KPK Kembali Periksa Ketua DPRD DKl Jakarta
- VIVA.co.id/ Fajar Ginanjar Mukti
VIVA.co.id – Ketua DPRD DKl Jakarta, Prasetyo Edy Marsudi, kembali dijadwalkan menjalani pemeriksaan penyidik Komisi Pemberantasan Korupsi (KPK), Kamis 9 Juni 2016. Dia akan diperiksa terkait kasus dugaan suap dalam pembahasan Rancangan Peraturan Daerah (Raperda) mengenai Reklamasi di Teluk Jakarta. Terkait kasus ini, Prasetyo telah beberapa kali menjalani pemeriksaan di KPK.
"Diperiksa sebagai saksi untuk tersangka MSN (Mohamad Sanusi)," kata Pelaksana harian Kepala Biro Humas KPK, Yuyuk Andriati.
Prasetyo terlihat sudah memenuhi panggilan penyidik dengan tiba di Gedung KPK sejak pukul 09.10 WIB. Namun dia tak berkomentar banyak mengenai pemeriksaan kali ini.
Bersama dengan Prasetyo, penyidik juga menjadwalkan pemeriksaan terhadap saksi lainnya, antara lain dua anggota DPRD, Selamat Nurdin serta Achmad Zairofi serta Heru yang merupakan staf pribadi anggota DPRD, Inggard Joshua.
Sebelumnya, penyidik juga telah memeriksa sejumlah saksi dari pihak DPRD terkait penyidikan kasus ini.

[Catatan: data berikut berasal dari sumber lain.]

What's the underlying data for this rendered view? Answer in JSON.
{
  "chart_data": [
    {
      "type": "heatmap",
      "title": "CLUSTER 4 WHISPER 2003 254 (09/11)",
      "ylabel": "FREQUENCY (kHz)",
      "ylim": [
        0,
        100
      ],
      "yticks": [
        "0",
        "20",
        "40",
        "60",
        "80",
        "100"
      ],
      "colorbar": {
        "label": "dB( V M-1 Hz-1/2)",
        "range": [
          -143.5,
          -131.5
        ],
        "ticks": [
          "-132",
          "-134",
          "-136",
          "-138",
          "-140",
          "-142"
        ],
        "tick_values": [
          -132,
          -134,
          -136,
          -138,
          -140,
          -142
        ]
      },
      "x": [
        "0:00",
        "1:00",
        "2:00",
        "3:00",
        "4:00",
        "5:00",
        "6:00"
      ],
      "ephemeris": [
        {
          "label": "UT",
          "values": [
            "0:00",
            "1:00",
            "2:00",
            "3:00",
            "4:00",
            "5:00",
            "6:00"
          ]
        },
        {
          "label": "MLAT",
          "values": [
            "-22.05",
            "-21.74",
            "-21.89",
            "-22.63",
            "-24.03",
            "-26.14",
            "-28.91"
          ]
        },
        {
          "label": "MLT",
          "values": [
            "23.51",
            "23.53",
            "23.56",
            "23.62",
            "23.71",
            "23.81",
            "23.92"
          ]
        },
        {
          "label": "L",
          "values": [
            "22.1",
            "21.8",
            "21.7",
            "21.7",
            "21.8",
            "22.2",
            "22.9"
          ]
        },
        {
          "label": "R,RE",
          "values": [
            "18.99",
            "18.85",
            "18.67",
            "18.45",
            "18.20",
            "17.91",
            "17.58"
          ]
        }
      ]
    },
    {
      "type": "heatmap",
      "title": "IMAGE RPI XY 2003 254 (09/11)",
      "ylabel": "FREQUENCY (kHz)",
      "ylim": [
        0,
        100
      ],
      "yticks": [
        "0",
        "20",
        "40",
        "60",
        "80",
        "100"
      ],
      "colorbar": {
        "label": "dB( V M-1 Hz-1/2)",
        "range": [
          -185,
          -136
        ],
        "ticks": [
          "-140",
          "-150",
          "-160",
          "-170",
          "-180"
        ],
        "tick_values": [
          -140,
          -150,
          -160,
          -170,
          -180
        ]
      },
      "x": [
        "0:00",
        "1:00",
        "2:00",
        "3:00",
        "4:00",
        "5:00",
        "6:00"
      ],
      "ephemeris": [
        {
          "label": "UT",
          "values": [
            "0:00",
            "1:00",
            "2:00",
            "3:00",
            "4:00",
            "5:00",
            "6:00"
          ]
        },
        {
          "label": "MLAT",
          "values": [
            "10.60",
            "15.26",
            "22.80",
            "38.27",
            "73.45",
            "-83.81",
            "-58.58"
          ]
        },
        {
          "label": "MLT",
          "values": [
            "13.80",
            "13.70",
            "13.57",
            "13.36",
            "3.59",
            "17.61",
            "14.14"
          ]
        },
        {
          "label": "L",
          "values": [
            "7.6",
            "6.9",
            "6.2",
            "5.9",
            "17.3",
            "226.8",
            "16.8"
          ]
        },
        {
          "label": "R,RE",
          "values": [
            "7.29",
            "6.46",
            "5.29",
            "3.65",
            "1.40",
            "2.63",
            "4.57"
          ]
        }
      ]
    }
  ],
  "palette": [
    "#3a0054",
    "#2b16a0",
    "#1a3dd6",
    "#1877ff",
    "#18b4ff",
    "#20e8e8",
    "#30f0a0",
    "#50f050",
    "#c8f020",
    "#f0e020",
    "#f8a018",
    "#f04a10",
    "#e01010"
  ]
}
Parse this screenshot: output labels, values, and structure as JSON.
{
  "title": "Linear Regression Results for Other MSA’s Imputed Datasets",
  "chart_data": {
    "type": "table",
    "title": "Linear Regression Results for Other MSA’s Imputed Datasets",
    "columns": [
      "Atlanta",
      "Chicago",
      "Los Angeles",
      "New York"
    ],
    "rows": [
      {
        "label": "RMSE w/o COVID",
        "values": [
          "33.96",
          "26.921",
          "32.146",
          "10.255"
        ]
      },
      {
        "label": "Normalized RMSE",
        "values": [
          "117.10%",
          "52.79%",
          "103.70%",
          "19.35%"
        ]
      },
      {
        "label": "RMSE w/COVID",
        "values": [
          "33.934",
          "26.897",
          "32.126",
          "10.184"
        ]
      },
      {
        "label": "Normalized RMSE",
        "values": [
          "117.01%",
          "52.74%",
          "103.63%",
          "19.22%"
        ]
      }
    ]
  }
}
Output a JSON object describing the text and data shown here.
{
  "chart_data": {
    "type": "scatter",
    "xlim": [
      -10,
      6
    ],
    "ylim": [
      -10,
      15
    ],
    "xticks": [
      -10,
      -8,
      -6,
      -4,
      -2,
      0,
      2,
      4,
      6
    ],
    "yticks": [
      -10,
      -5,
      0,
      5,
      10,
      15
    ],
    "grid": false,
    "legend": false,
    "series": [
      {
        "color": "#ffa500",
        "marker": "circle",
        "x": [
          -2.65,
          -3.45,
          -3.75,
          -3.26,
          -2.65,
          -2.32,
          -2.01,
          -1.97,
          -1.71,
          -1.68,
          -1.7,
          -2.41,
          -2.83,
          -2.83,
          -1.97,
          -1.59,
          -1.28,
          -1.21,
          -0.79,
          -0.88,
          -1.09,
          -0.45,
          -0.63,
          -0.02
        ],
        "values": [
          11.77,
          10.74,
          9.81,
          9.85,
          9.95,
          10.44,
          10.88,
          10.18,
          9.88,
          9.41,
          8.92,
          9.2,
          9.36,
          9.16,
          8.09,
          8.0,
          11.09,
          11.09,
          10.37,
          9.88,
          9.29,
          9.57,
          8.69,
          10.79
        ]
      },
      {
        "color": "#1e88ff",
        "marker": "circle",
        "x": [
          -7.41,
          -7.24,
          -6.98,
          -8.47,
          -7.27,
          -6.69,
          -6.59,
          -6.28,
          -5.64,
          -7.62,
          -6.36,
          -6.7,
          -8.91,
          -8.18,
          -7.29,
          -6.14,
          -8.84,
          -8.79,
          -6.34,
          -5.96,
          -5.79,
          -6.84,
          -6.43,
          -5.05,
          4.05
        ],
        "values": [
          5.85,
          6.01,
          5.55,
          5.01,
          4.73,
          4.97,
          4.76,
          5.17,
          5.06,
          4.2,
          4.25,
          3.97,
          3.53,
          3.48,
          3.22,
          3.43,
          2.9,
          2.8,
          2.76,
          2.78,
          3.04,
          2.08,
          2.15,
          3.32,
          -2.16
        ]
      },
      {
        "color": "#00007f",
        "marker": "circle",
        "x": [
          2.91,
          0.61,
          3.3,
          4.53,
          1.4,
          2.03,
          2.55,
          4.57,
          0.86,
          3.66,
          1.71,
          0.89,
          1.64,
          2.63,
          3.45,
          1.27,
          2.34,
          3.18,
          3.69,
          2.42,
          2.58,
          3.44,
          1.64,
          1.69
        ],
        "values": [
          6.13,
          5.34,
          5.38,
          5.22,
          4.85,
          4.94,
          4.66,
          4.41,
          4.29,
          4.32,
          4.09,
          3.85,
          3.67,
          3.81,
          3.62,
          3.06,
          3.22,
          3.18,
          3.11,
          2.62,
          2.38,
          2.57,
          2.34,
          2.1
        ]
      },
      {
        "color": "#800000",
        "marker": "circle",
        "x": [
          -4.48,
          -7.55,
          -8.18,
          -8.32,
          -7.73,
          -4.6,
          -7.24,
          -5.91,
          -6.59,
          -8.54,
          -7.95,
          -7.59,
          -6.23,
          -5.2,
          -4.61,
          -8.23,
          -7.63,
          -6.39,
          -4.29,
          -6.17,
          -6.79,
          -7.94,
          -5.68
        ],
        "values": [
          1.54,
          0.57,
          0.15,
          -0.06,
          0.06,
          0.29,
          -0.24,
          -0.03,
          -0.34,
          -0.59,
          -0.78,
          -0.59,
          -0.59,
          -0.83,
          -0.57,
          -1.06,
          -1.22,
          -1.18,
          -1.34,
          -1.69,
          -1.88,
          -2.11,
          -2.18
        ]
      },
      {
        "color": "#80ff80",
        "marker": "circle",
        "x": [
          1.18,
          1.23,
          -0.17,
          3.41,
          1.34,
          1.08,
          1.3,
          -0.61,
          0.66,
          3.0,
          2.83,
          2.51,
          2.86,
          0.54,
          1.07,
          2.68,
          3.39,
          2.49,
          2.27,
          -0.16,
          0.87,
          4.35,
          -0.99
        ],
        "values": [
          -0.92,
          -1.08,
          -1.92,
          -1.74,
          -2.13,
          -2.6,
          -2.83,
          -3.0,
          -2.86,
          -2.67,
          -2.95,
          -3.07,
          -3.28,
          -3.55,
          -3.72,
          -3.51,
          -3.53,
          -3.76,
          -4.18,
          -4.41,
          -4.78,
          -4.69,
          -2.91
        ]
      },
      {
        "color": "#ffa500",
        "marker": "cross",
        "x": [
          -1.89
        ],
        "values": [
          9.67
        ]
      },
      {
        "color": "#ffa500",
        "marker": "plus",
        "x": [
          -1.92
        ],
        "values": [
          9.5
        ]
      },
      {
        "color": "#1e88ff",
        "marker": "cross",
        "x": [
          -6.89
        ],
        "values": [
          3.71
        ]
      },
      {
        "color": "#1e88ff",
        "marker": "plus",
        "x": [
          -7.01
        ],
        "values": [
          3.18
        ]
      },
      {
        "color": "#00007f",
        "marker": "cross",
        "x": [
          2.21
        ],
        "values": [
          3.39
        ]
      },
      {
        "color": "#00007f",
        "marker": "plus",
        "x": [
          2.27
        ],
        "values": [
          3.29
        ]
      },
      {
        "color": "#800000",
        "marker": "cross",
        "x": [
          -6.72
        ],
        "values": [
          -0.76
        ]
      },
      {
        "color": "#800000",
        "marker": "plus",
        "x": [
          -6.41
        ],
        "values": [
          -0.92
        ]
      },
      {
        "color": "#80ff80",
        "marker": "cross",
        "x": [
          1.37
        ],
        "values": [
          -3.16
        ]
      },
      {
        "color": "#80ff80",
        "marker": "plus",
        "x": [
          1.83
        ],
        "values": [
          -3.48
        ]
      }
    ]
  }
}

Yuyuk menyebut pihak DPRD diperiksa untuk dikonfirmasi mengenai adanya pertemuan dengan pihak pengembang reklamasi. "Dikonfirmasi soal pertemuan dan pembahasan Raperda-nya," kata Yuyuk.
Diketahui, kasus ini terungkap setelah KPK menangkap tangan Presiden Direktur Agung Podomoro Land, Ariesman Widjaja dan anak buahnya yang bernama Trinanda Prihantoro serta Ketua Komisi D DPRD DKl Jakarta, Mohammad Sanusi.
Ariesman dan Trinanda disangka telah memberikan suap kepada Sanusi. Diduga, uang tersebut terkait Raperda tentang Reklamasi yang tengah dibahas di DPRD DKl Jakarta.
Suap diduga diberikan terkait pembahasan Raperda tentang Zonasi wilayah Pesisir dan Pulau-Pulau Kecil Provinsi Jakarta 2015-2035 dan Raperda tentang Rencana Kawasan Tata Ruang Kawasan Strategis Pantai Jakarta Utara.
Dua Raperda tersebut diketahui memuat aturan-aturan terkait proyek reklamasi dan menuai polemik dalam pembahasannya hingga berkali tertunda. Disinyalir pembahasannya mandeg lantaran terkait dengan aturan soal nilai tambahan kontribusi yang harus diberikan pengembang ke pemerintah sebesar 15 persen.
Diduga hal tersebut yang menjadi alasan penyuapan dari bos Agung Podomoro kepada pihak DPRD DKI Jakarta. Namun diduga terdapat pihak lain juga yang memberikan suap pada anggota dewan.